И тут Дунаева посетила мрачная мысль.
– А что… если… если дальше ничего нет? Ведь обычно последняя матрешка внутри – из цельного куска дерева. Без внутренней полости! Может, и здесь так же…
Его предали. Никакой Энизмы здесь, конечно же, быть не могло. Как же он мог поддаться на это фуфло, на этот детский блеф?
Угрюмо черствея, он катился обратно. Вот впереди снова засверкала Игла, заслоняющая проход в Щель. Она торчала, словно слегка наклонившаяся стальная колонна. Он решил таранить ее лбом, чтобы сдвинуть хоть ненамного. Небольшого сдвига Иглы было бы достаточно, чтобы он смог протиснуться. Но случилось иначе.
Стоило ему поровняться с Иглой, как яичные половинки заверещали. Словно бы завизжали двое алмазных юродивых. Резкий звук подхватил шарообразное тело парторга и легко подбросил вверх.
«Спорт!» – только лишь и успел крикнуть бедный Дунаев. Он пролетел сквозь колоссальное игольное «ушко» и упал сверху на Иглу. И покатился по ней вниз с нарастающей скоростью. Игла пронзала насквозь следующий коридор и уходила в тело Девятой «бабы». Дунаев не успел разглядеть пространство восьмой «бабы», стремительно проскочил его и въехал по игле в Девятую.
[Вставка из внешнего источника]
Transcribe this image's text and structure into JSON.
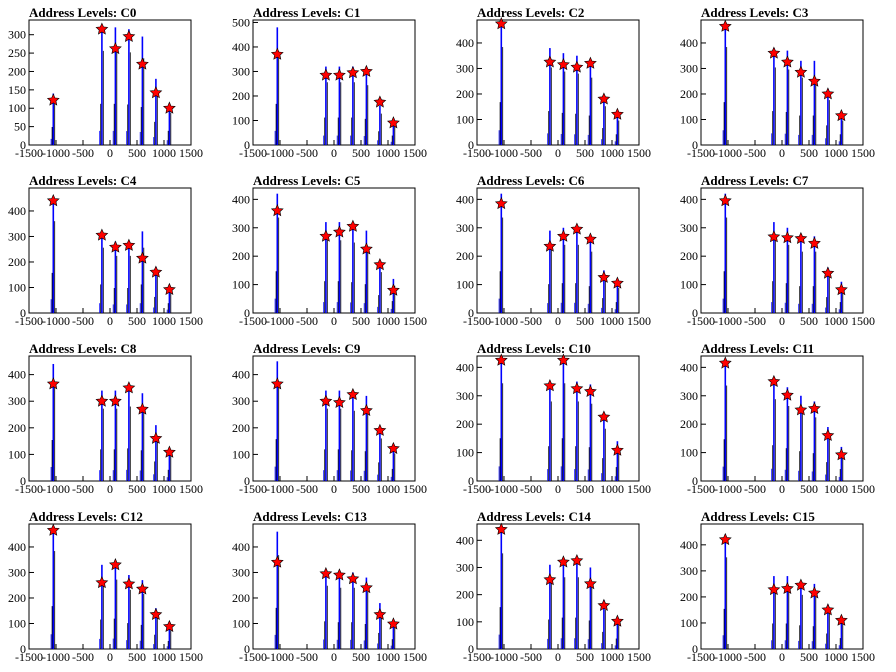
{
  "figure": {
    "description_visible": "4x4 grid of histogram panels",
    "colors": {
      "histogram": "#0000ff",
      "peak_marker": "#ff0000",
      "marker_outline": "#000000",
      "axes": "#000000"
    }
  },
  "chart_data": [
    {
      "type": "histogram",
      "title": "Address Levels: C0",
      "xlim": [
        -1500,
        1500
      ],
      "ylim": [
        0,
        340
      ],
      "yticks": [
        0,
        50,
        100,
        150,
        200,
        250,
        300
      ],
      "xticks": [
        -1500,
        -1000,
        -500,
        0,
        500,
        1000,
        1500
      ],
      "xtick_labels": [
        "-1500",
        "-1000",
        "-500",
        "0",
        "500",
        "1000",
        "1500"
      ],
      "peaks": [
        {
          "x": -1050,
          "height": 140,
          "marker_y": 122
        },
        {
          "x": -150,
          "height": 320,
          "marker_y": 315
        },
        {
          "x": 100,
          "height": 320,
          "marker_y": 262
        },
        {
          "x": 350,
          "height": 315,
          "marker_y": 295
        },
        {
          "x": 600,
          "height": 295,
          "marker_y": 220
        },
        {
          "x": 850,
          "height": 180,
          "marker_y": 142
        },
        {
          "x": 1100,
          "height": 110,
          "marker_y": 100
        }
      ]
    },
    {
      "type": "histogram",
      "title": "Address Levels: C1",
      "xlim": [
        -1500,
        1500
      ],
      "ylim": [
        0,
        510
      ],
      "yticks": [
        0,
        100,
        200,
        300,
        400,
        500
      ],
      "xticks": [
        -1500,
        -1000,
        -500,
        0,
        500,
        1000,
        1500
      ],
      "xtick_labels": [
        "-1500",
        "-1000",
        "-500",
        "0",
        "500",
        "1000",
        "1500"
      ],
      "peaks": [
        {
          "x": -1050,
          "height": 480,
          "marker_y": 370
        },
        {
          "x": -150,
          "height": 320,
          "marker_y": 285
        },
        {
          "x": 100,
          "height": 320,
          "marker_y": 285
        },
        {
          "x": 350,
          "height": 320,
          "marker_y": 295
        },
        {
          "x": 600,
          "height": 305,
          "marker_y": 300
        },
        {
          "x": 850,
          "height": 160,
          "marker_y": 175
        },
        {
          "x": 1100,
          "height": 110,
          "marker_y": 90
        }
      ]
    },
    {
      "type": "histogram",
      "title": "Address Levels: C2",
      "xlim": [
        -1500,
        1500
      ],
      "ylim": [
        0,
        490
      ],
      "yticks": [
        0,
        100,
        200,
        300,
        400
      ],
      "xticks": [
        -1500,
        -1000,
        -500,
        0,
        500,
        1000,
        1500
      ],
      "xtick_labels": [
        "-1500",
        "-1000",
        "-500",
        "0",
        "500",
        "1000",
        "1500"
      ],
      "peaks": [
        {
          "x": -1050,
          "height": 480,
          "marker_y": 475
        },
        {
          "x": -150,
          "height": 380,
          "marker_y": 325
        },
        {
          "x": 100,
          "height": 360,
          "marker_y": 315
        },
        {
          "x": 350,
          "height": 350,
          "marker_y": 305
        },
        {
          "x": 600,
          "height": 330,
          "marker_y": 320
        },
        {
          "x": 850,
          "height": 190,
          "marker_y": 180
        },
        {
          "x": 1100,
          "height": 120,
          "marker_y": 120
        }
      ]
    },
    {
      "type": "histogram",
      "title": "Address Levels: C3",
      "xlim": [
        -1500,
        1500
      ],
      "ylim": [
        0,
        490
      ],
      "yticks": [
        0,
        100,
        200,
        300,
        400
      ],
      "xticks": [
        -1500,
        -1000,
        -500,
        0,
        500,
        1000,
        1500
      ],
      "xtick_labels": [
        "-1500",
        "-1000",
        "-500",
        "0",
        "500",
        "1000",
        "1500"
      ],
      "peaks": [
        {
          "x": -1050,
          "height": 480,
          "marker_y": 465
        },
        {
          "x": -150,
          "height": 380,
          "marker_y": 360
        },
        {
          "x": 100,
          "height": 370,
          "marker_y": 325
        },
        {
          "x": 350,
          "height": 330,
          "marker_y": 285
        },
        {
          "x": 600,
          "height": 330,
          "marker_y": 250
        },
        {
          "x": 850,
          "height": 220,
          "marker_y": 200
        },
        {
          "x": 1100,
          "height": 120,
          "marker_y": 115
        }
      ]
    },
    {
      "type": "histogram",
      "title": "Address Levels: C4",
      "xlim": [
        -1500,
        1500
      ],
      "ylim": [
        0,
        490
      ],
      "yticks": [
        0,
        100,
        200,
        300,
        400
      ],
      "xticks": [
        -1500,
        -1000,
        -500,
        0,
        500,
        1000,
        1500
      ],
      "xtick_labels": [
        "-1500",
        "-1000",
        "-500",
        "0",
        "500",
        "1000",
        "1500"
      ],
      "peaks": [
        {
          "x": -1050,
          "height": 450,
          "marker_y": 440
        },
        {
          "x": -150,
          "height": 320,
          "marker_y": 305
        },
        {
          "x": 100,
          "height": 280,
          "marker_y": 258
        },
        {
          "x": 350,
          "height": 280,
          "marker_y": 265
        },
        {
          "x": 600,
          "height": 320,
          "marker_y": 215
        },
        {
          "x": 850,
          "height": 180,
          "marker_y": 160
        },
        {
          "x": 1100,
          "height": 110,
          "marker_y": 92
        }
      ]
    },
    {
      "type": "histogram",
      "title": "Address Levels: C5",
      "xlim": [
        -1500,
        1500
      ],
      "ylim": [
        0,
        440
      ],
      "yticks": [
        0,
        100,
        200,
        300,
        400
      ],
      "xticks": [
        -1500,
        -1000,
        -500,
        0,
        500,
        1000,
        1500
      ],
      "xtick_labels": [
        "-1500",
        "-1000",
        "-500",
        "0",
        "500",
        "1000",
        "1500"
      ],
      "peaks": [
        {
          "x": -1050,
          "height": 420,
          "marker_y": 360
        },
        {
          "x": -150,
          "height": 320,
          "marker_y": 270
        },
        {
          "x": 100,
          "height": 320,
          "marker_y": 285
        },
        {
          "x": 350,
          "height": 310,
          "marker_y": 305
        },
        {
          "x": 600,
          "height": 290,
          "marker_y": 225
        },
        {
          "x": 850,
          "height": 180,
          "marker_y": 170
        },
        {
          "x": 1100,
          "height": 120,
          "marker_y": 80
        }
      ]
    },
    {
      "type": "histogram",
      "title": "Address Levels: C6",
      "xlim": [
        -1500,
        1500
      ],
      "ylim": [
        0,
        440
      ],
      "yticks": [
        0,
        100,
        200,
        300,
        400
      ],
      "xticks": [
        -1500,
        -1000,
        -500,
        0,
        500,
        1000,
        1500
      ],
      "xtick_labels": [
        "-1500",
        "-1000",
        "-500",
        "0",
        "500",
        "1000",
        "1500"
      ],
      "peaks": [
        {
          "x": -1050,
          "height": 420,
          "marker_y": 385
        },
        {
          "x": -150,
          "height": 290,
          "marker_y": 235
        },
        {
          "x": 100,
          "height": 300,
          "marker_y": 270
        },
        {
          "x": 350,
          "height": 300,
          "marker_y": 295
        },
        {
          "x": 600,
          "height": 270,
          "marker_y": 260
        },
        {
          "x": 850,
          "height": 150,
          "marker_y": 125
        },
        {
          "x": 1100,
          "height": 110,
          "marker_y": 105
        }
      ]
    },
    {
      "type": "histogram",
      "title": "Address Levels: C7",
      "xlim": [
        -1500,
        1500
      ],
      "ylim": [
        0,
        440
      ],
      "yticks": [
        0,
        100,
        200,
        300,
        400
      ],
      "xticks": [
        -1500,
        -1000,
        -500,
        0,
        500,
        1000,
        1500
      ],
      "xtick_labels": [
        "-1500",
        "-1000",
        "-500",
        "0",
        "500",
        "1000",
        "1500"
      ],
      "peaks": [
        {
          "x": -1050,
          "height": 420,
          "marker_y": 395
        },
        {
          "x": -150,
          "height": 320,
          "marker_y": 268
        },
        {
          "x": 100,
          "height": 300,
          "marker_y": 265
        },
        {
          "x": 350,
          "height": 270,
          "marker_y": 262
        },
        {
          "x": 600,
          "height": 270,
          "marker_y": 245
        },
        {
          "x": 850,
          "height": 160,
          "marker_y": 140
        },
        {
          "x": 1100,
          "height": 110,
          "marker_y": 82
        }
      ]
    },
    {
      "type": "histogram",
      "title": "Address Levels: C8",
      "xlim": [
        -1500,
        1500
      ],
      "ylim": [
        0,
        470
      ],
      "yticks": [
        0,
        100,
        200,
        300,
        400
      ],
      "xticks": [
        -1500,
        -1000,
        -500,
        0,
        500,
        1000,
        1500
      ],
      "xtick_labels": [
        "-1500",
        "-1000",
        "-500",
        "0",
        "500",
        "1000",
        "1500"
      ],
      "peaks": [
        {
          "x": -1050,
          "height": 440,
          "marker_y": 365
        },
        {
          "x": -150,
          "height": 340,
          "marker_y": 300
        },
        {
          "x": 100,
          "height": 340,
          "marker_y": 300
        },
        {
          "x": 350,
          "height": 350,
          "marker_y": 350
        },
        {
          "x": 600,
          "height": 330,
          "marker_y": 270
        },
        {
          "x": 850,
          "height": 210,
          "marker_y": 160
        },
        {
          "x": 1100,
          "height": 120,
          "marker_y": 108
        }
      ]
    },
    {
      "type": "histogram",
      "title": "Address Levels: C9",
      "xlim": [
        -1500,
        1500
      ],
      "ylim": [
        0,
        470
      ],
      "yticks": [
        0,
        100,
        200,
        300,
        400
      ],
      "xticks": [
        -1500,
        -1000,
        -500,
        0,
        500,
        1000,
        1500
      ],
      "xtick_labels": [
        "-1500",
        "-1000",
        "-500",
        "0",
        "500",
        "1000",
        "1500"
      ],
      "peaks": [
        {
          "x": -1050,
          "height": 450,
          "marker_y": 365
        },
        {
          "x": -150,
          "height": 340,
          "marker_y": 300
        },
        {
          "x": 100,
          "height": 340,
          "marker_y": 295
        },
        {
          "x": 350,
          "height": 330,
          "marker_y": 325
        },
        {
          "x": 600,
          "height": 320,
          "marker_y": 265
        },
        {
          "x": 850,
          "height": 200,
          "marker_y": 190
        },
        {
          "x": 1100,
          "height": 130,
          "marker_y": 122
        }
      ]
    },
    {
      "type": "histogram",
      "title": "Address Levels: C10",
      "xlim": [
        -1500,
        1500
      ],
      "ylim": [
        0,
        440
      ],
      "yticks": [
        0,
        100,
        200,
        300,
        400
      ],
      "xticks": [
        -1500,
        -1000,
        -500,
        0,
        500,
        1000,
        1500
      ],
      "xtick_labels": [
        "-1500",
        "-1000",
        "-500",
        "0",
        "500",
        "1000",
        "1500"
      ],
      "peaks": [
        {
          "x": -1050,
          "height": 430,
          "marker_y": 425
        },
        {
          "x": -150,
          "height": 350,
          "marker_y": 335
        },
        {
          "x": 100,
          "height": 430,
          "marker_y": 425
        },
        {
          "x": 350,
          "height": 350,
          "marker_y": 325
        },
        {
          "x": 600,
          "height": 340,
          "marker_y": 315
        },
        {
          "x": 850,
          "height": 230,
          "marker_y": 225
        },
        {
          "x": 1100,
          "height": 140,
          "marker_y": 108
        }
      ]
    },
    {
      "type": "histogram",
      "title": "Address Levels: C11",
      "xlim": [
        -1500,
        1500
      ],
      "ylim": [
        0,
        440
      ],
      "yticks": [
        0,
        100,
        200,
        300,
        400
      ],
      "xticks": [
        -1500,
        -1000,
        -500,
        0,
        500,
        1000,
        1500
      ],
      "xtick_labels": [
        "-1500",
        "-1000",
        "-500",
        "0",
        "500",
        "1000",
        "1500"
      ],
      "peaks": [
        {
          "x": -1050,
          "height": 420,
          "marker_y": 415
        },
        {
          "x": -150,
          "height": 360,
          "marker_y": 350
        },
        {
          "x": 100,
          "height": 330,
          "marker_y": 302
        },
        {
          "x": 350,
          "height": 300,
          "marker_y": 250
        },
        {
          "x": 600,
          "height": 280,
          "marker_y": 255
        },
        {
          "x": 850,
          "height": 190,
          "marker_y": 160
        },
        {
          "x": 1100,
          "height": 120,
          "marker_y": 92
        }
      ]
    },
    {
      "type": "histogram",
      "title": "Address Levels: C12",
      "xlim": [
        -1500,
        1500
      ],
      "ylim": [
        0,
        490
      ],
      "yticks": [
        0,
        100,
        200,
        300,
        400
      ],
      "xticks": [
        -1500,
        -1000,
        -500,
        0,
        500,
        1000,
        1500
      ],
      "xtick_labels": [
        "-1500",
        "-1000",
        "-500",
        "0",
        "500",
        "1000",
        "1500"
      ],
      "peaks": [
        {
          "x": -1050,
          "height": 480,
          "marker_y": 465
        },
        {
          "x": -150,
          "height": 330,
          "marker_y": 260
        },
        {
          "x": 100,
          "height": 340,
          "marker_y": 330
        },
        {
          "x": 350,
          "height": 290,
          "marker_y": 255
        },
        {
          "x": 600,
          "height": 270,
          "marker_y": 235
        },
        {
          "x": 850,
          "height": 160,
          "marker_y": 135
        },
        {
          "x": 1100,
          "height": 90,
          "marker_y": 88
        }
      ]
    },
    {
      "type": "histogram",
      "title": "Address Levels: C13",
      "xlim": [
        -1500,
        1500
      ],
      "ylim": [
        0,
        490
      ],
      "yticks": [
        0,
        100,
        200,
        300,
        400
      ],
      "xticks": [
        -1500,
        -1000,
        -500,
        0,
        500,
        1000,
        1500
      ],
      "xtick_labels": [
        "-1500",
        "-1000",
        "-500",
        "0",
        "500",
        "1000",
        "1500"
      ],
      "peaks": [
        {
          "x": -1050,
          "height": 460,
          "marker_y": 340
        },
        {
          "x": -150,
          "height": 310,
          "marker_y": 295
        },
        {
          "x": 100,
          "height": 300,
          "marker_y": 290
        },
        {
          "x": 350,
          "height": 300,
          "marker_y": 275
        },
        {
          "x": 600,
          "height": 280,
          "marker_y": 240
        },
        {
          "x": 850,
          "height": 180,
          "marker_y": 135
        },
        {
          "x": 1100,
          "height": 110,
          "marker_y": 98
        }
      ]
    },
    {
      "type": "histogram",
      "title": "Address Levels: C14",
      "xlim": [
        -1500,
        1500
      ],
      "ylim": [
        0,
        460
      ],
      "yticks": [
        0,
        100,
        200,
        300,
        400
      ],
      "xticks": [
        -1500,
        -1000,
        -500,
        0,
        500,
        1000,
        1500
      ],
      "xtick_labels": [
        "-1500",
        "-1000",
        "-500",
        "0",
        "500",
        "1000",
        "1500"
      ],
      "peaks": [
        {
          "x": -1050,
          "height": 440,
          "marker_y": 440
        },
        {
          "x": -150,
          "height": 310,
          "marker_y": 255
        },
        {
          "x": 100,
          "height": 330,
          "marker_y": 320
        },
        {
          "x": 350,
          "height": 330,
          "marker_y": 325
        },
        {
          "x": 600,
          "height": 300,
          "marker_y": 240
        },
        {
          "x": 850,
          "height": 180,
          "marker_y": 160
        },
        {
          "x": 1100,
          "height": 110,
          "marker_y": 102
        }
      ]
    },
    {
      "type": "histogram",
      "title": "Address Levels: C15",
      "xlim": [
        -1500,
        1500
      ],
      "ylim": [
        0,
        480
      ],
      "yticks": [
        0,
        100,
        200,
        300,
        400
      ],
      "xticks": [
        -1500,
        -1000,
        -500,
        0,
        500,
        1000,
        1500
      ],
      "xtick_labels": [
        "-1500",
        "-1000",
        "-500",
        "0",
        "500",
        "1000",
        "1500"
      ],
      "peaks": [
        {
          "x": -1050,
          "height": 440,
          "marker_y": 420
        },
        {
          "x": -150,
          "height": 280,
          "marker_y": 228
        },
        {
          "x": 100,
          "height": 280,
          "marker_y": 232
        },
        {
          "x": 350,
          "height": 260,
          "marker_y": 245
        },
        {
          "x": 600,
          "height": 250,
          "marker_y": 215
        },
        {
          "x": 850,
          "height": 170,
          "marker_y": 150
        },
        {
          "x": 1100,
          "height": 120,
          "marker_y": 110
        }
      ]
    }
  ]
}
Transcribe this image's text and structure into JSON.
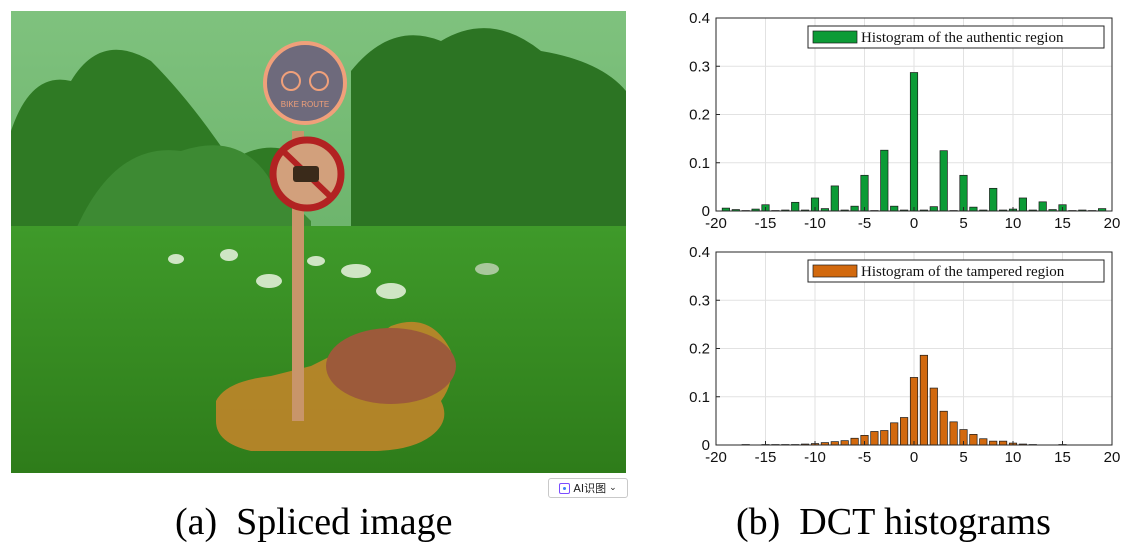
{
  "ai_button": {
    "label": "AI识图",
    "icon": "scan-icon"
  },
  "captions": {
    "a": "(a)  Spliced image",
    "b": "(b)  DCT histograms"
  },
  "chart_data": [
    {
      "type": "bar",
      "series": [
        {
          "name": "Histogram of the authentic region",
          "color": "#0c9b36",
          "x": [
            -19,
            -18,
            -17,
            -16,
            -15,
            -14,
            -13,
            -12,
            -11,
            -10,
            -9,
            -8,
            -7,
            -6,
            -5,
            -4,
            -3,
            -2,
            -1,
            0,
            1,
            2,
            3,
            4,
            5,
            6,
            7,
            8,
            9,
            10,
            11,
            12,
            13,
            14,
            15,
            16,
            17,
            18,
            19
          ],
          "values": [
            0.006,
            0.003,
            0.001,
            0.004,
            0.013,
            0.001,
            0.002,
            0.018,
            0.002,
            0.027,
            0.005,
            0.052,
            0.002,
            0.01,
            0.074,
            0.001,
            0.126,
            0.01,
            0.002,
            0.287,
            0.002,
            0.009,
            0.125,
            0.001,
            0.074,
            0.008,
            0.002,
            0.047,
            0.002,
            0.004,
            0.027,
            0.002,
            0.019,
            0.003,
            0.013,
            0.001,
            0.002,
            0.001,
            0.005
          ]
        }
      ],
      "xlim": [
        -20,
        20
      ],
      "ylim": [
        0,
        0.4
      ],
      "xticks": [
        -20,
        -15,
        -10,
        -5,
        0,
        5,
        10,
        15,
        20
      ],
      "yticks": [
        0,
        0.1,
        0.2,
        0.3,
        0.4
      ],
      "grid": true,
      "legend": "top-right"
    },
    {
      "type": "bar",
      "series": [
        {
          "name": "Histogram of the tampered region",
          "color": "#d2690e",
          "x": [
            -19,
            -18,
            -17,
            -16,
            -15,
            -14,
            -13,
            -12,
            -11,
            -10,
            -9,
            -8,
            -7,
            -6,
            -5,
            -4,
            -3,
            -2,
            -1,
            0,
            1,
            2,
            3,
            4,
            5,
            6,
            7,
            8,
            9,
            10,
            11,
            12,
            13,
            14,
            15,
            16,
            17,
            18,
            19
          ],
          "values": [
            0.0,
            0.0,
            0.001,
            0.0,
            0.001,
            0.001,
            0.001,
            0.001,
            0.002,
            0.003,
            0.005,
            0.007,
            0.009,
            0.014,
            0.02,
            0.028,
            0.03,
            0.046,
            0.057,
            0.14,
            0.186,
            0.118,
            0.07,
            0.048,
            0.032,
            0.022,
            0.013,
            0.008,
            0.008,
            0.004,
            0.002,
            0.001,
            0.0,
            0.0,
            0.001,
            0.0,
            0.0,
            0.0,
            0.0
          ]
        }
      ],
      "xlim": [
        -20,
        20
      ],
      "ylim": [
        0,
        0.4
      ],
      "xticks": [
        -20,
        -15,
        -10,
        -5,
        0,
        5,
        10,
        15,
        20
      ],
      "yticks": [
        0,
        0.1,
        0.2,
        0.3,
        0.4
      ],
      "grid": true,
      "legend": "top-right"
    }
  ]
}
Ему казалось, он падает в сорвавшемся лифте. Тем не менее, не доезжая до кончика Иглы, он крутанулся и ловко спрыгнул вбок, упав на широкие мраморные ступени.
Девятая «баба» была последней. Она была окончательно-центральной. Она была привилегированным эмбрионом в телах остальных «баб». И она не состояла из «цельного куска дерева». Сухие страхи Дунаева оказались напрасными. Последняя «баба» была полой. И эта роскошная полость теперь распахнулась перед Дунаевым.
Встречают колобком и снегом
Врагов в российских деревнях.
А те идут, накрывшись пледом,
Скользят на тонких каблучках.
Но вот – здесь льдышка роковая,
И подломился каблучок.
(О, господи, какая молодая
Жертва русская еще!)
Огромная белая птица
Летит над краями снегов,
От слез очкарика Фрица
Туманятся стекла очков.
Кого уже накрыли флагом
С арийской свастикой в кружке,
Другие мнутся по оврагам
И в женских шубках прячут мел.
Только кал, только липкая соль по углам!
Только кал, только липкая соль в этот вечер!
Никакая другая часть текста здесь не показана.